Das war eine schöne Zeit. Danke, und bis sehr bald!

Besitos, Dein Stephan

tag 29

lieber stephan,

für deinen leitartikel bekommst du einen ganzen honigtopf für dich allein! ich muss gestehen, dass ich am samstag, während der demo, zum ersten mal in urlaubsstreik getreten bin und versucht habe, einfach gar nichts davon zur kenntnis zu nehmen, vorerst jedenfalls. ich hab ja so schon keine lust wieder nach hause zurückzukommen.

am montagmorgen, der mit einem herzergreifenden sonnenaufgang über dem ionischen meer begann, sind wir losgefahren. nach fünf stunden im auto war griechenland vorbei. ein- und ausreisen kann man auf dem landweg nach wie vor nur über einen einzigen grenzübergang, promachonas, und die bulgaren haben uns einreisen lassen – nicht sehr freundlich, aber das ist in diesem jahr auch gar nicht so wichtig, jedenfalls gab es keine schwierigkeiten. übernachtet haben wir auf einem winzigen campingplatz 40 kilometer westlich von sofia, den wir schon von der hinreise kannten. es gibt ein kompostklo, eine außendusche und wlan. die inhaber, eine kanadierin und ihr bulgarischer mann, haben ein paar stellplätze ins feld gesenst und sind so hinreißend, dass wir bulgarien morgen mit einem fetten freundlichkeitsplus verlassen werden, trotz grenzer.
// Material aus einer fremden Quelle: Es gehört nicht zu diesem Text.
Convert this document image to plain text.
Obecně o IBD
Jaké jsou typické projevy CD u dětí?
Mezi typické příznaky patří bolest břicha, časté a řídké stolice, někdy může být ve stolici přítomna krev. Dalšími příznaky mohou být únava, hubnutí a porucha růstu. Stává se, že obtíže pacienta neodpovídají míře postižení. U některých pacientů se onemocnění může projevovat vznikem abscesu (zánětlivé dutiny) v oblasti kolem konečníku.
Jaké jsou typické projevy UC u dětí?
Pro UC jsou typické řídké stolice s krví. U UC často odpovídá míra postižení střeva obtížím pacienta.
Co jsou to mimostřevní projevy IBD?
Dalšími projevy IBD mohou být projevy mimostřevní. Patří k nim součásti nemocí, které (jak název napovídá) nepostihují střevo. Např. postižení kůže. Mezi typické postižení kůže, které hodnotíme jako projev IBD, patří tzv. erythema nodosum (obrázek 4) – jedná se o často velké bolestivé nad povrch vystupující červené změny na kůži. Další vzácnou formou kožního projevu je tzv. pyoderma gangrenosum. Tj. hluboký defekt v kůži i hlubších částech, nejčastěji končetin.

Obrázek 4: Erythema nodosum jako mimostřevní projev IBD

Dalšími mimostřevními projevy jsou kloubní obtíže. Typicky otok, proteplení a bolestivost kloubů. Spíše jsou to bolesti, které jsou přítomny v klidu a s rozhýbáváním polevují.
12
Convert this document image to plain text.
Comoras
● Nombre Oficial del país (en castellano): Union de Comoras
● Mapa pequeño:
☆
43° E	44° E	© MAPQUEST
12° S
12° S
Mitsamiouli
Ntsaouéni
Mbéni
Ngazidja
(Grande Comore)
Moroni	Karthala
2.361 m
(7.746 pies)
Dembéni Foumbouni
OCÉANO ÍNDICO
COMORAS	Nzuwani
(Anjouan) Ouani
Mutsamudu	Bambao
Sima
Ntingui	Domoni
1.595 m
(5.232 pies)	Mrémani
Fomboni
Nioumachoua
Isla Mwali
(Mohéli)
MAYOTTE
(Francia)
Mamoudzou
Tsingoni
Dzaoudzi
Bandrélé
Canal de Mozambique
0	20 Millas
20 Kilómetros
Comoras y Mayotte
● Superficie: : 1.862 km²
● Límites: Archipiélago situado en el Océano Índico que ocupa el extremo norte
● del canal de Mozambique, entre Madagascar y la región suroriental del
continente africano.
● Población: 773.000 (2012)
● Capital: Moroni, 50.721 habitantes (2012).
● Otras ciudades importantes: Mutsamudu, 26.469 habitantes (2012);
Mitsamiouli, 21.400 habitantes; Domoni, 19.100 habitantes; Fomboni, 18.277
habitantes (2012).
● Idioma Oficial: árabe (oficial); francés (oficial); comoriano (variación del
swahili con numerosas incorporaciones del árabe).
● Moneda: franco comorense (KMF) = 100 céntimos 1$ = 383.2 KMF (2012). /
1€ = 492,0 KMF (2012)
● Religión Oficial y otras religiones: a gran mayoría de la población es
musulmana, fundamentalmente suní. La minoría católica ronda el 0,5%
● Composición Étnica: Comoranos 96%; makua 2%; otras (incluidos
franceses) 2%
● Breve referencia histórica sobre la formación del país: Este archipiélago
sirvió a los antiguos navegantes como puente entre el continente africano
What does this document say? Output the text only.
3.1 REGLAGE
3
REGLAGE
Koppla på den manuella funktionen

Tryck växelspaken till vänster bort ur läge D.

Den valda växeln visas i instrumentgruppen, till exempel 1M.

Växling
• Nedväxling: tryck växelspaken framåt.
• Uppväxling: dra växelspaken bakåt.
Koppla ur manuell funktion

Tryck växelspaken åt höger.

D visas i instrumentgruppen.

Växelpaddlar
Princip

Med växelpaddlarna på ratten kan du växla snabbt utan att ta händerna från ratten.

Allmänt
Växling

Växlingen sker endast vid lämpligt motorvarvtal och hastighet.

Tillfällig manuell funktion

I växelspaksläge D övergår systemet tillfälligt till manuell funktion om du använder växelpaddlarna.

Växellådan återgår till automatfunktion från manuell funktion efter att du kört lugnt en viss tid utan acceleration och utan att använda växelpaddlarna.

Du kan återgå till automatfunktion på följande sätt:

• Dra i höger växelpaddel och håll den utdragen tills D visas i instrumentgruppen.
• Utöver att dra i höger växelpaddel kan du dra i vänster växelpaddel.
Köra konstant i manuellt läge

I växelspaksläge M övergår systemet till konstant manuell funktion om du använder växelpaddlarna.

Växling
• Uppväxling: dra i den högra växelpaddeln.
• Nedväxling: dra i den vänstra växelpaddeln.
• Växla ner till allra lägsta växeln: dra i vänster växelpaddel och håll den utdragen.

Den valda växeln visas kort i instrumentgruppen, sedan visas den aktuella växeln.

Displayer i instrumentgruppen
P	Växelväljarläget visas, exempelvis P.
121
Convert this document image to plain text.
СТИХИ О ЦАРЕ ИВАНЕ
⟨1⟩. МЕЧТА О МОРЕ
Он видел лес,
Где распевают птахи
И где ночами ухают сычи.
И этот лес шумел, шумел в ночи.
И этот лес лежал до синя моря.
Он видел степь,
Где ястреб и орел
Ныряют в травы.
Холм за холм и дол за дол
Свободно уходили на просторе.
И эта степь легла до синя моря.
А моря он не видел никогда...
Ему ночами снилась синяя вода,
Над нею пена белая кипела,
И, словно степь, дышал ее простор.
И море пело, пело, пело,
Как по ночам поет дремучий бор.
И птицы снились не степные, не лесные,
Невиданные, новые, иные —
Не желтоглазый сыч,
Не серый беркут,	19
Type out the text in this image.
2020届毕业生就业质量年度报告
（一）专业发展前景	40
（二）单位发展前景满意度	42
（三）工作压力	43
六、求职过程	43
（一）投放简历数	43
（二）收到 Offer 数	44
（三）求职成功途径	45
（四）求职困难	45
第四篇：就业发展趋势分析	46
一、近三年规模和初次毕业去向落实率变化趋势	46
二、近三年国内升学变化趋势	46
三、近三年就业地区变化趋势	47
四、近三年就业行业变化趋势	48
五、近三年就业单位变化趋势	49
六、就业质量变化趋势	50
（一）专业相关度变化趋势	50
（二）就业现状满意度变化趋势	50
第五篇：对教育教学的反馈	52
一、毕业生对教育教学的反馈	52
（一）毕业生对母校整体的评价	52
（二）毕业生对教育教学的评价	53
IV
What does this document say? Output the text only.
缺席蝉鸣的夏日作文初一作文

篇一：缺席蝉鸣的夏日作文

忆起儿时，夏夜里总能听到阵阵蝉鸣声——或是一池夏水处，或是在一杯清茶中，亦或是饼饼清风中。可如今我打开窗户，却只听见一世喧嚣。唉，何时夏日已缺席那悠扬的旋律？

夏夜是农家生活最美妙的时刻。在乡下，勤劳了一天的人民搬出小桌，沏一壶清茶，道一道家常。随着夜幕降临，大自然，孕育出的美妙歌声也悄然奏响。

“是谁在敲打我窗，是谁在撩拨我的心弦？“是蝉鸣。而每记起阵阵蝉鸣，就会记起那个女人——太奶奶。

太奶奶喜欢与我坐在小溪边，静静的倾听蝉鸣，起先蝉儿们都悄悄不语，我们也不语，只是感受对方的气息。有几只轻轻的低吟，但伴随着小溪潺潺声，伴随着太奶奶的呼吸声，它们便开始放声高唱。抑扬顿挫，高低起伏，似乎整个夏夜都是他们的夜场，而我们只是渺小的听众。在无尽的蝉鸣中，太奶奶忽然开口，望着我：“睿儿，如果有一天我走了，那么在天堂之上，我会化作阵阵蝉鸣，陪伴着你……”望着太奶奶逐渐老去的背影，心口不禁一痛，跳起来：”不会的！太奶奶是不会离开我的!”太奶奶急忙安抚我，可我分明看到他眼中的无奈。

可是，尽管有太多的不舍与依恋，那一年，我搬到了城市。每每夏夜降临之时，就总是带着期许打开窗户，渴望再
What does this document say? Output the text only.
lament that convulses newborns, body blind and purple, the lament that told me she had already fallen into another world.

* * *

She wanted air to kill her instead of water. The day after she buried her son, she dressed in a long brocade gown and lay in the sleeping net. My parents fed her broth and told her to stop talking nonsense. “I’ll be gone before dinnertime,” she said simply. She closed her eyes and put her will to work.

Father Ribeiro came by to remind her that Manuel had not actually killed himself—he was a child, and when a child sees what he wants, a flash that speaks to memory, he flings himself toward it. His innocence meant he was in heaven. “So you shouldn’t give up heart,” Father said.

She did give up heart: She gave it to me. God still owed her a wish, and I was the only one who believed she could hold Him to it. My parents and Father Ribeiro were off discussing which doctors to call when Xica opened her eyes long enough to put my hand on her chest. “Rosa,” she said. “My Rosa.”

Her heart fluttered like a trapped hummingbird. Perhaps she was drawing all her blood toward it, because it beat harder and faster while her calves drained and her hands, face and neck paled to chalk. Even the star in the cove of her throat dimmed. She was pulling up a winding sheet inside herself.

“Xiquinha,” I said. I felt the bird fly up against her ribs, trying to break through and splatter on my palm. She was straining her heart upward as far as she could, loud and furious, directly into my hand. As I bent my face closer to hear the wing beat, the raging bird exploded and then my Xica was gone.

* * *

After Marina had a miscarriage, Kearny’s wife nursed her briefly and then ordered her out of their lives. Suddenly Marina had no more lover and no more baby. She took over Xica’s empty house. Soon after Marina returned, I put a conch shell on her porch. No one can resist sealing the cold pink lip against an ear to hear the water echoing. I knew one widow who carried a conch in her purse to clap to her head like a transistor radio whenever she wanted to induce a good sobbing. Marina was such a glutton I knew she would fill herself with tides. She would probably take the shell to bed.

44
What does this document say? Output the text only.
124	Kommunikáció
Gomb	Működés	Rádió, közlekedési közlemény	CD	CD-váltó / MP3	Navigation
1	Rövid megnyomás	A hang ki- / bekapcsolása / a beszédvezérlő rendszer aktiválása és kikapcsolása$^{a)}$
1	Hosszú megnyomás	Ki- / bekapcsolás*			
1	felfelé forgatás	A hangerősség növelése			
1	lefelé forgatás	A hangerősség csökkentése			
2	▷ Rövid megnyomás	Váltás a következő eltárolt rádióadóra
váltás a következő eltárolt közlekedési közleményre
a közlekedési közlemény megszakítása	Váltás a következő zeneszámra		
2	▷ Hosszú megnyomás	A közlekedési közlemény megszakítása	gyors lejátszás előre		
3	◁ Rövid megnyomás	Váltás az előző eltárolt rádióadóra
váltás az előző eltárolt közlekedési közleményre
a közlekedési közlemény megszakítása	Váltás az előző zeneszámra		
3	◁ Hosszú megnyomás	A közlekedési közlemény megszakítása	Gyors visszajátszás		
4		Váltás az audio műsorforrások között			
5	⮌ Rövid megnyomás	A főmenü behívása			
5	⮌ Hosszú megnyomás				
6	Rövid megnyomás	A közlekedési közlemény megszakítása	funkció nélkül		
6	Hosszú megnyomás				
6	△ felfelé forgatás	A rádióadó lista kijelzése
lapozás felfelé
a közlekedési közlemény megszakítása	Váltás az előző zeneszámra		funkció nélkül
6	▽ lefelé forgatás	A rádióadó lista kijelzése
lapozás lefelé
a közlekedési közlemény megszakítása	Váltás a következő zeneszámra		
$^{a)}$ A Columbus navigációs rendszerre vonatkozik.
am abend, bei kerzenlicht unter der offenen heckklappe unseres autos, haben wir uns eine geschichte für die einreise morgen in serbien überlegt, die ist nämlich womöglich ein bisschen heikel. wir haben diverse webseiten konsultiert, auf denen es heißt:

a) man dürfe sich zuvor nicht länger als zwölf stunden in bulgarien aufgehalten haben

b) man müsse serbien innerhalb von zwölf stunden durchqueren.

die offene frage ist, ob oder oder und, ob man uns getrennt dazu befragen wird. oder ob sich in der praxis einfach keine sau dafür interessiert.

wir wollen dann weiter über ungarn, allerdings will ungarn ab morgen keine ausländer mehr einreisen lassen. wie es mit transit aussieht? die einen sagen so, die anderen so, wir werden sehen. 

gesehen hab ich übrigens auch, wie espenlaub zittert, es klingt nach regen. und am horizont versank die sonne hinter serbischen bergen.